Verizon Targets Data Services

The telecom providers are trying to establish differences among themselves so buyers won't think of them as being all the same. Verizon Federal, only about two years old, has "some real aggressive plans for growth in the federal space," said Shelley Murphy, vice president of federal markets for the company.

"The competitive space is fierce and probably getting more so," she said. "We're coming from a position of reasonably good strength. The other side of that is we have competitors who are likely to soon be almost debt-free on their balance sheet and able to compete even more aggressively on price."

Murphy, who had been with GTE Corp. before the GTE/Bell Atlantic merger created Verizon, took over the federal division following a company-commissioned study by Booz-Allen Hamilton to advise Verizon on boosting its federal presence.

"We now have a dedicated vertical marketing team and we've established a business development function," she said.

The company's federal strategy is partly influenced by its Federal Communications Commission clearance to offer long-distance service in every state but Alaska.

"We're targeting data services as a strategy. In the federal space, continuity of operations is something many of our customers care about. In the past, we have not been able to follow them to offer full service," she said. "Now we are end-to-end."

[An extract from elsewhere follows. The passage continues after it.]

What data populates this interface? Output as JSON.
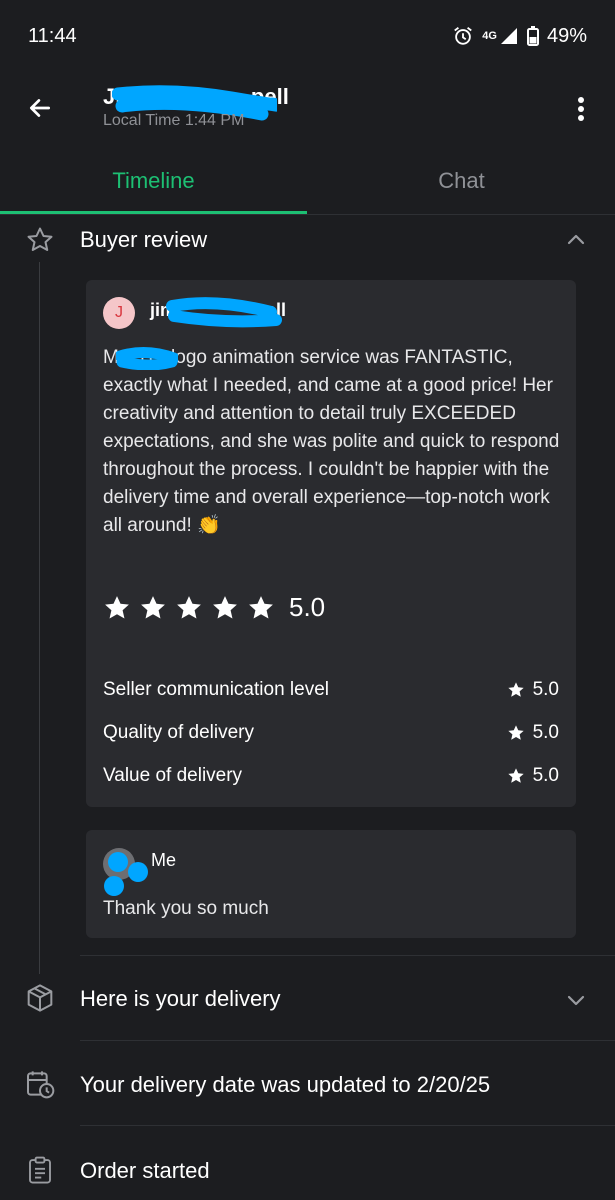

The company has spread its federal organization into locations nationwide, to expand its influence with customers who are not based inside the Capital Beltway. She has also made sure the company's services are available through a number of multiple-award contract vehicles, so agencies will have few difficulties buying them.

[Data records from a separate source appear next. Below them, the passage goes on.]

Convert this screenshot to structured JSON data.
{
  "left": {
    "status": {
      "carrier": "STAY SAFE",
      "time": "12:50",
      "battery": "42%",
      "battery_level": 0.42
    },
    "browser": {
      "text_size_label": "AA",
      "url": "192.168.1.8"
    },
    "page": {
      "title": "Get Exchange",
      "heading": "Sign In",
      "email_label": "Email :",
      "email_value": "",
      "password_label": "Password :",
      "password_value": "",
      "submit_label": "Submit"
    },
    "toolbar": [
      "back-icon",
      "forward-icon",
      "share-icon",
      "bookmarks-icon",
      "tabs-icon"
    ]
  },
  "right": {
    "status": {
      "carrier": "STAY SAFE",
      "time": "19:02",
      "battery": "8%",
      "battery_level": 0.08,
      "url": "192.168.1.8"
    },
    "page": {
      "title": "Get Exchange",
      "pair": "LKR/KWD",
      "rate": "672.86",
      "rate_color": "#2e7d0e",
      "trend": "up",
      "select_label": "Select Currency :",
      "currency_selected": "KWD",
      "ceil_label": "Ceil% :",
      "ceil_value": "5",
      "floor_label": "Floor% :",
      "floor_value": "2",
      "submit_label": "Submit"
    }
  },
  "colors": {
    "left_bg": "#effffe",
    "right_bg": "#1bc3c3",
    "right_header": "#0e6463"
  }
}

"No successful organization is ever static. You're always reacting to changes in the marketplace," she said.

Sprint Banks on Changes for Growth

Sprint's government systems division has kept a close eye on all aspects of its environment, from its fellow telecom providers to its government customers and the policy- makers, said Anthony D'Agata, vice president and general manager of the division.

By making the right moves at the right times, companies can gain from any manner of changes, he said.

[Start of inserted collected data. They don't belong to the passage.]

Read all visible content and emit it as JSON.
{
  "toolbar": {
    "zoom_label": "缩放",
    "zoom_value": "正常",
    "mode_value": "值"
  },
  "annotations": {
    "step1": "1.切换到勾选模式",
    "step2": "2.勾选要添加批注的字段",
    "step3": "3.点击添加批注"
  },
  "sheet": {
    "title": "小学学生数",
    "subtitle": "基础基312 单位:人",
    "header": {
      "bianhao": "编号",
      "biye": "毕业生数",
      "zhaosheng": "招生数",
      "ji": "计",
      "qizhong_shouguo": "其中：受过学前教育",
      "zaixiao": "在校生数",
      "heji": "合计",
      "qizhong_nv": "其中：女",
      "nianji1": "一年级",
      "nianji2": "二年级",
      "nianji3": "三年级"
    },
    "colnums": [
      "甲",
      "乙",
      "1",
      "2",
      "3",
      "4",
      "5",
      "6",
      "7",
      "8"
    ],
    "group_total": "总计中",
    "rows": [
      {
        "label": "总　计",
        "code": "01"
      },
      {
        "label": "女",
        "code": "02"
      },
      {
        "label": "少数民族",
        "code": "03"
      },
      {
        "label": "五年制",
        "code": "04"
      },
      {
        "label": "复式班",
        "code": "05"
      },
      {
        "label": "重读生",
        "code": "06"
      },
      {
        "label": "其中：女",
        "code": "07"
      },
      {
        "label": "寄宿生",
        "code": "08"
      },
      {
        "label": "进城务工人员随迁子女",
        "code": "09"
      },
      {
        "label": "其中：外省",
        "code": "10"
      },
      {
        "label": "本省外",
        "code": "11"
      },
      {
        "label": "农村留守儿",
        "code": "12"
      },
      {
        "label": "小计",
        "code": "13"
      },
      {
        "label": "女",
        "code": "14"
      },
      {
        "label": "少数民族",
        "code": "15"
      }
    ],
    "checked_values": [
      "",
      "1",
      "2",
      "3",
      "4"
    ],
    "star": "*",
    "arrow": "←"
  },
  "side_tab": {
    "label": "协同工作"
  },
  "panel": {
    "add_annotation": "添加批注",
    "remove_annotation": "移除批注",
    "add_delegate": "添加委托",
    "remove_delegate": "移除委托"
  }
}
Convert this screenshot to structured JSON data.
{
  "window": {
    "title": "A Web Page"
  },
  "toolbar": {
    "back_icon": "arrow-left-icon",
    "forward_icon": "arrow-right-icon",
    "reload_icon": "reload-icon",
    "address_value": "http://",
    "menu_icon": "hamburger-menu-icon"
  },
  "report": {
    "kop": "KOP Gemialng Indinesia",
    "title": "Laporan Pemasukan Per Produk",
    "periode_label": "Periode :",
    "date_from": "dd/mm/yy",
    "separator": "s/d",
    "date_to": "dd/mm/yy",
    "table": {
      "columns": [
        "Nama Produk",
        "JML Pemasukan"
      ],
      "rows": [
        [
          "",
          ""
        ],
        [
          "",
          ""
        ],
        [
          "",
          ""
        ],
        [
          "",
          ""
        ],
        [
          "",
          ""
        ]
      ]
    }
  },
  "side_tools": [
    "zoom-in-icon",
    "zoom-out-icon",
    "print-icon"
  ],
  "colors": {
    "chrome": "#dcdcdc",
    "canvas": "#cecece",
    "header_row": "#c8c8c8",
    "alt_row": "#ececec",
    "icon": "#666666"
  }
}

"Business has been very good for us, and in fact is growing at a fairly dramatic rate," he said. "We've acquired a significant amount of business from distressed carrier takeaways, in the hundreds of millions" of dollars.

The Homeland Security Department has brought some business to the company, and agencies in general are migrating toward managed security solutions, D'Agata said. Those trends also stand to benefit Sprint.

The company a few months ago created a branch within its government services division just to focus on homeland security, he added.

Sprint counts on its financial stability and its own network to set it apart from competitors, D'Agata said. To be a viable competitor, he added, a company has to stay responsive to world events.

"What we haven't seen yet, although the whole world anticipates it, is as they begin to rebuild Iraq, there's going to be a need to improve the infrastructure of that country," he said. "Our government is likely to play an active role in that infrastructure improvement."

Newer players in the federal telecommunications space, such as Qwest Communications International Inc., are trying to stay nimble and build their market presence. At Qwest, new Chief Executive Officer Richard Notebaert has been meeting with customers to gauge their needs, said James Payne, senior vice president of the company's government systems division.

"One of the most discernible advantages we at Qwest have is that we're very hungry and very aggressive. But we remain extremely flexible," he said. "We're willing to be the prime [contractor] or the" subcontractor.